A FICÇÃO APENAS NÃO BASTA

Depois de Roberta perder a sua vez, tirei outra carta. Fernanda está a meu lado, bate os olhos no texto e pede ao Alex para buscar vinho.
“Thomas e Fernanda encontram Alex em um bar em Paris, ela usa uma forte maquiagem e se faz passar por Tristessa, falando numa linguagem estranha, misturando francês e português. Com a cara cheia de cerveja ele não percebe e se entusiasma na conversa”.
Disse que não tinha nenhuma informação sobre esse capítulo, e que achava um pouco difícil que isso possa ter acontecido na realidade ou venha a acontecer.
“Você está me subestimando, Fred, não sabe do que eu sou capaz”, disse Fernanda, com malícia na voz. “Tem partes desses textos que ainda não aconteceram porque não chegou a hora, mas vão acontecer, acredite”.
Não entendi bem o jogo dela. Pulou a carta anterior, porque a questão era a de produzir ficção, e agora provocava para trazer o assunto à tona novamente.
Eu disse a ela que não duvidava, apenas que achava difícil, e mesmo que se tornasse realidade o texto não mudaria, e poderia se questionar a verossimilhança dessa passagem.

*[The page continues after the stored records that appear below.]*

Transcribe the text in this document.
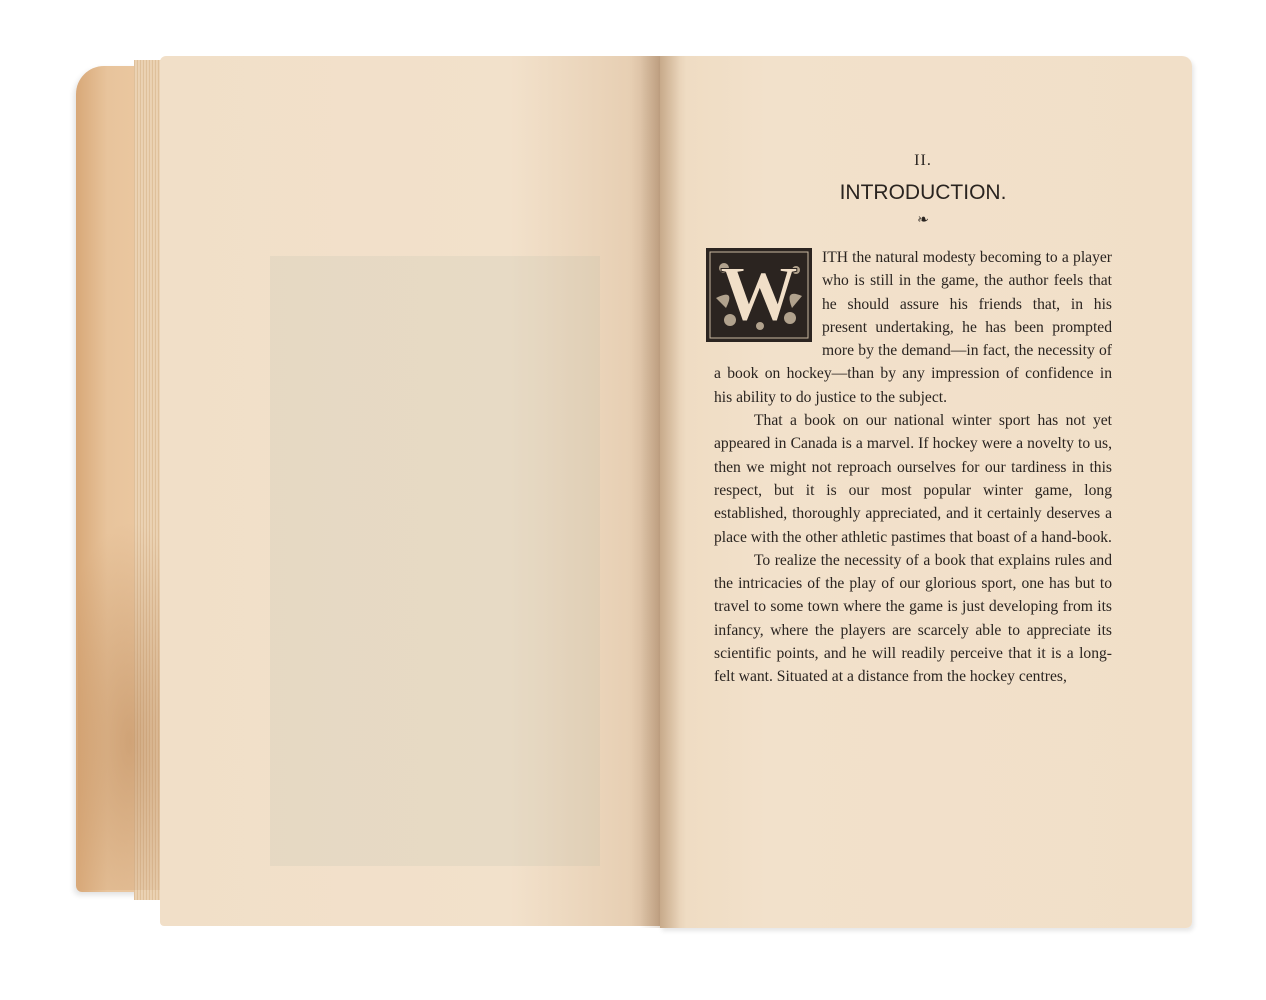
II.
INTRODUCTION.
❧
W ITH the natural modesty becoming to a player who is still in the game, the author feels that he should assure his friends that, in his present undertaking, he has been prompted more by the demand—in fact, the necessity of a book on hockey—than by any impression of confidence in his ability to do justice to the subject.
That a book on our national winter sport has not yet appeared in Canada is a marvel. If hockey were a novelty to us, then we might not reproach ourselves for our tardiness in this respect, but it is our most popular winter game, long established, thoroughly appreciated, and it certainly deserves a place with the other athletic pastimes that boast of a hand-book.
To realize the necessity of a book that explains rules and the intricacies of the play of our glorious sport, one has but to travel to some town where the game is just developing from its infancy, where the players are scarcely able to appreciate its scientific points, and he will readily perceive that it is a long-felt want. Situated at a distance from the hockey centres,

“De novo entra a misteriosa Tristessa na história”, intervém Joana. “Antes ela apenas parecia com Fernanda, agora ela é a própria Fernanda. Dá para você falar agora alguma coisa sobre esse personagem, Fernanda?”
“Dá sim, sobre esse dá. Ele foi inventado a partir da Tristessa misteriosa que desapareceu na névoa de Paris. Foi bom o Alex não estar aqui neste momento senão ficaria praticamente impossível de produzir essa passagem no futuro. Quando vi que o Fred tinha tirado essa carta pedi para ele apanhar vinho, pois se ele lê esse arquivo acaba com a nossa produção.”
“Quer dizer que alguns textos que ainda não aconteceram serão produzidos antes ou depois do livro ir para o ar? Como se fosse um filme, uma peça de teatro?”, pergunto surpreso.
“Sim, se essas coisas se realizarem serão reais, senão permanecerão ficção”.
“E porque essa preocupação toda de fazer acontecer a ficção na vida real, não basta a imaginação, não basta já haver escrito esse texto?”
“Como disse o Alex, para o Thomas não, para ele a ficção apenas não basta. Apenas a vida, sem a ficção, também não. Ele costuma dizer que precisa dos dois, diz que quer penetrar acordado a dimensão do sonho”.
Paula e Joana falam entre elas, todos se calam para ouvir a conversa das duas, e Paula explica.
“É que essa produção me lembra um pouco do que Joana contou antes, sobre o companheiro de classe que desenhava antes a história para depois poder escrever. E também o que Thomas aprendeu com ela, quando os dois começaram a escrever um livro.”
Joana complementou.
“Só que vocês não precisam desenhar antes para escrever depois, escrevem antes e interpretam mais tarde, na vida. É isso?”
“Não é tão simples assim como você está colocando, mas é mais ou menos isso”, respondeu Fernanda, como quem não está querendo discutir as diferenças e semelhanças.